The question being asked everywhere about the rumoured Kohlberg Kravis Roberts takeover of Coles is: Why can’t the present board and management do what KKR intends?

That’s a good question for the present board and management to answer, which they’re not. No doubt John Fletcher and Co will claim they are in the process of trying to get Coles up to Woolworths’s speed but they are moving more cautiously and slowly than KKR would as they have to live with the longer-term results and KKR won’t.

The quick fix generally worked by private equiteers sometimes is of lasting benefit – and sometimes is not. Plenty of companies have suffered slash-and-burn regimes that improved short-term profits at a long-term cost – but by then the executives responsible had collected their multi-million bonuses and moved on to their next victim.

And, as mentioned here on Friday, KKR has a potential incentive not open to existing management or any local would-be raider: tax free status. I’ve sought clarification on Taxation Laws Amendment (2006 Measures No. 4) Bill 2006 (TLAB4), as outlined in this Minter Ellison note, but even for Treasury, this is not a simple matter.

You can bet KKR has examined every comma, though, and will structure any bid very carefully as a foreign entity without a “permanent establishment” in Australia so that it can avoid paying capital gains tax. That makes a significant difference to the bottom line of the takeover game, increasing the attractiveness of the buy’n’flick strategy. You could call it Peter Costello’s contribution to the windfall profits and fees someone will pick up out of the deal.

Local shareholders paying CGT for selling their shares into any bid might ponder the equity of it, but that will soon be standard fare – foreign portfolio investors in our markets will be CGT free as long as they’re not playing in with real property.
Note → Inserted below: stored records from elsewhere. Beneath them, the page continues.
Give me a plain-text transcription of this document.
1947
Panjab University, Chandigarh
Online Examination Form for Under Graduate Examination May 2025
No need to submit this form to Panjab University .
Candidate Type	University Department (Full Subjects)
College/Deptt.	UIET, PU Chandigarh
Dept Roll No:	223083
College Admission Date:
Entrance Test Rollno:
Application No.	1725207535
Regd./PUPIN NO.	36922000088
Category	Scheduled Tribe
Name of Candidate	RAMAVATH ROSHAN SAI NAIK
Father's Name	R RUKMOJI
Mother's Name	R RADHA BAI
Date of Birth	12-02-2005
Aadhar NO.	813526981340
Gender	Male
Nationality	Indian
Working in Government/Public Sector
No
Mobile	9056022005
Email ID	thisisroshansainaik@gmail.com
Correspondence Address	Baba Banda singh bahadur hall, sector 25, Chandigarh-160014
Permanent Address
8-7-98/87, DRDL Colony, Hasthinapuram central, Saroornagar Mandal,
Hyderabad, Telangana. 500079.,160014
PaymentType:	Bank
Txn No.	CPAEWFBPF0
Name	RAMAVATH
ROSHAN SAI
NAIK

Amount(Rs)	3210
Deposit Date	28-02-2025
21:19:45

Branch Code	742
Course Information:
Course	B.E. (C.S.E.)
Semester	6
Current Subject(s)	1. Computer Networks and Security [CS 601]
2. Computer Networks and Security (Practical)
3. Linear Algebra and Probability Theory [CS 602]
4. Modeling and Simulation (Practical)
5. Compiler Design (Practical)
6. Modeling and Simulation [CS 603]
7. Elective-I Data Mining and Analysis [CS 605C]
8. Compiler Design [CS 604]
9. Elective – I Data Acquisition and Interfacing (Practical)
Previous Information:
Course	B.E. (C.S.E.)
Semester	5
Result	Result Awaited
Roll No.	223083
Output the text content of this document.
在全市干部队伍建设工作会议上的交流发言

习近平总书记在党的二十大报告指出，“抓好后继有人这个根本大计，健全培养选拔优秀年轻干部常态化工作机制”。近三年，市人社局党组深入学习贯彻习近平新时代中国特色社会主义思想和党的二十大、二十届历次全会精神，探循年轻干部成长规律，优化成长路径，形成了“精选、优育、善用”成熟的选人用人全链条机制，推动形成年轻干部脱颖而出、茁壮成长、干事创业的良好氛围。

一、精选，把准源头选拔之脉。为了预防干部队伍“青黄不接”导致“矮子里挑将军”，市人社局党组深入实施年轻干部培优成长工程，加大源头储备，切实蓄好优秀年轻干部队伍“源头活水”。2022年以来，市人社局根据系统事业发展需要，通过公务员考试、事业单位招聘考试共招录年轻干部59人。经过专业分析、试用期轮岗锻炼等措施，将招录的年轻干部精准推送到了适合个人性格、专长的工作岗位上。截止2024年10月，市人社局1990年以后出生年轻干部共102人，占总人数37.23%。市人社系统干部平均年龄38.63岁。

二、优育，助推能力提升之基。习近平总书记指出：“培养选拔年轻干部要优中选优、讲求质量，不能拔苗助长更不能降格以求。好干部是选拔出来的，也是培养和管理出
Are you surprised by the silence about it when we are awash with super funds and hardly in need of offering foreigners a tax break to attract their capital? Yes, so am I, ‘tis deafening.

While Cossie didn’t want to touch the Foreign Investment Review Board issues on Friday, perhaps he could clarify whether he is happy to allow foreign private equiteers to structure themselves for tax-free raiding here.